Monday, January 19, 2009

Writing for Real

I was thinking of something to write about but this week and weekend I found myself in a strange creative desert. Not necessarily a bad thing. Lots of reading and movies and TV are a good re-charge. At one point this weekend I found myself re-watching the first season of Friday Night Lights. I think I've extolled the virtues of this underwatched but superb show before. Doesn't mean I'm not going to do it again. Seriously The football is just a device on the show. The real show is about the characters.

Okay, anyway. I realized why I am so drawn to the stories in FNL. It's because they never, ever make the easy choices. Not easy in terms of story telling and not easy emotionally. They make choices that might make us unhappy, but the choices are always real.

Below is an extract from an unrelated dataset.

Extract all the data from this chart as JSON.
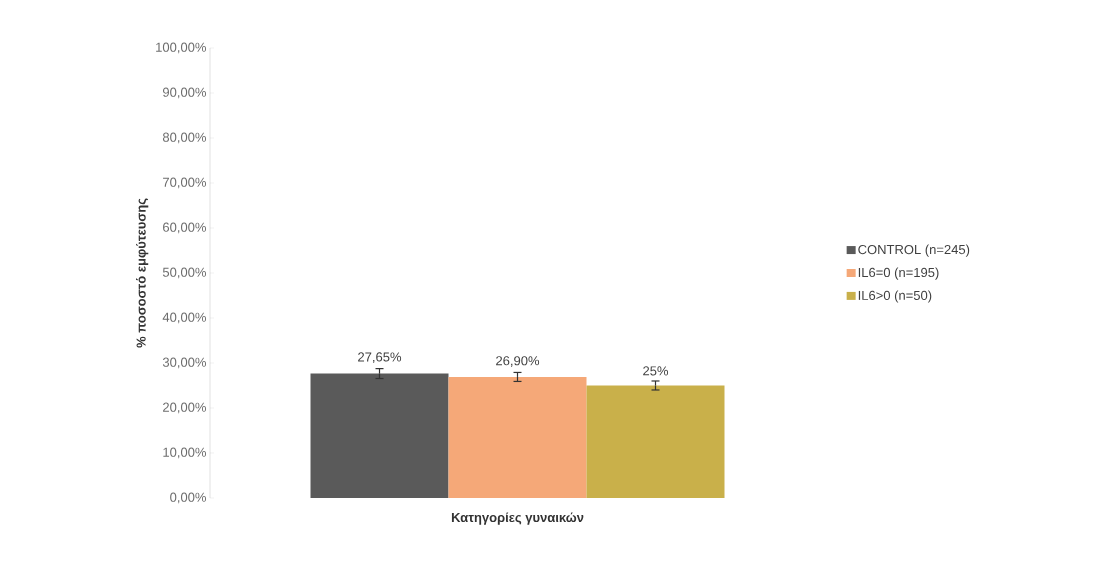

I think too often that books, movies, and television inundate us with stories of the hard luck case that tries and tries and gets everything he wants. Inevitably, after a struggle, someone makes a heartfelt speech, and against all odds, wins. But that's not real life. People try…and they fail. Good people. People who deserve to get everything they want, bust their asses, and still end up working dead-end jobs with lives they don't want. That's just reality. It's cold. It's cruel. It's beautiful.

Rarely do miraculous events align to give a person everything they ever dreamed of. It's a terrible truth that people with money have more opportunity and that people without it rarely get the things they deserve. Even more rarely is this reality represented in our media. Maybe that's because people don't want real. They go to media to escape. However, I feel like a generation brought up on these ideals are now unable to separate the reality from the fiction. Life feels like a Pixar movie. All you have to do is want something bad enough and the stars will align in your favor.

That's not to say that we shouldn't have stories where people do win. Because that happens too. Not as often as the other, but it does happen. What I'm saying is that we should be writing stories that are balanced. Actions have consequences. Terrible consequences. For example. On FNL, one of the characters is an extraordinary player, destined for the very best things. And he's cocky, but he deserves it. He's already secured a scholarship to a prestigious school when he gets into a fight because a white kid from another school makes racial remarks about him and the girls he's with. Was he justified? Yes. The remarks were horrible. But the repercussion is that he loses his scholarship. This is real. Normally we would have expected him to show up at the school and give a big speech about race and how bad he wants the scholarship, followed by the school caving. That's not what happens though. And I applaud those writers for it. And just for the record, that character goes on and forges a new path…and it's amazing in its own right.

I'd like to see more stories do this. I would like to be one of these writers. Someone who doesn't take the easy way out. Who takes a story where it needs to go instead of where we hope it will go. Because what is literature but a reflection of our own society? Literature, and all media, are what future generations are going to look at to find out who we really were. It's not history that judges us, but the stories we tell. And not all those stories deserve a happy ending, but they do deserve an honest one.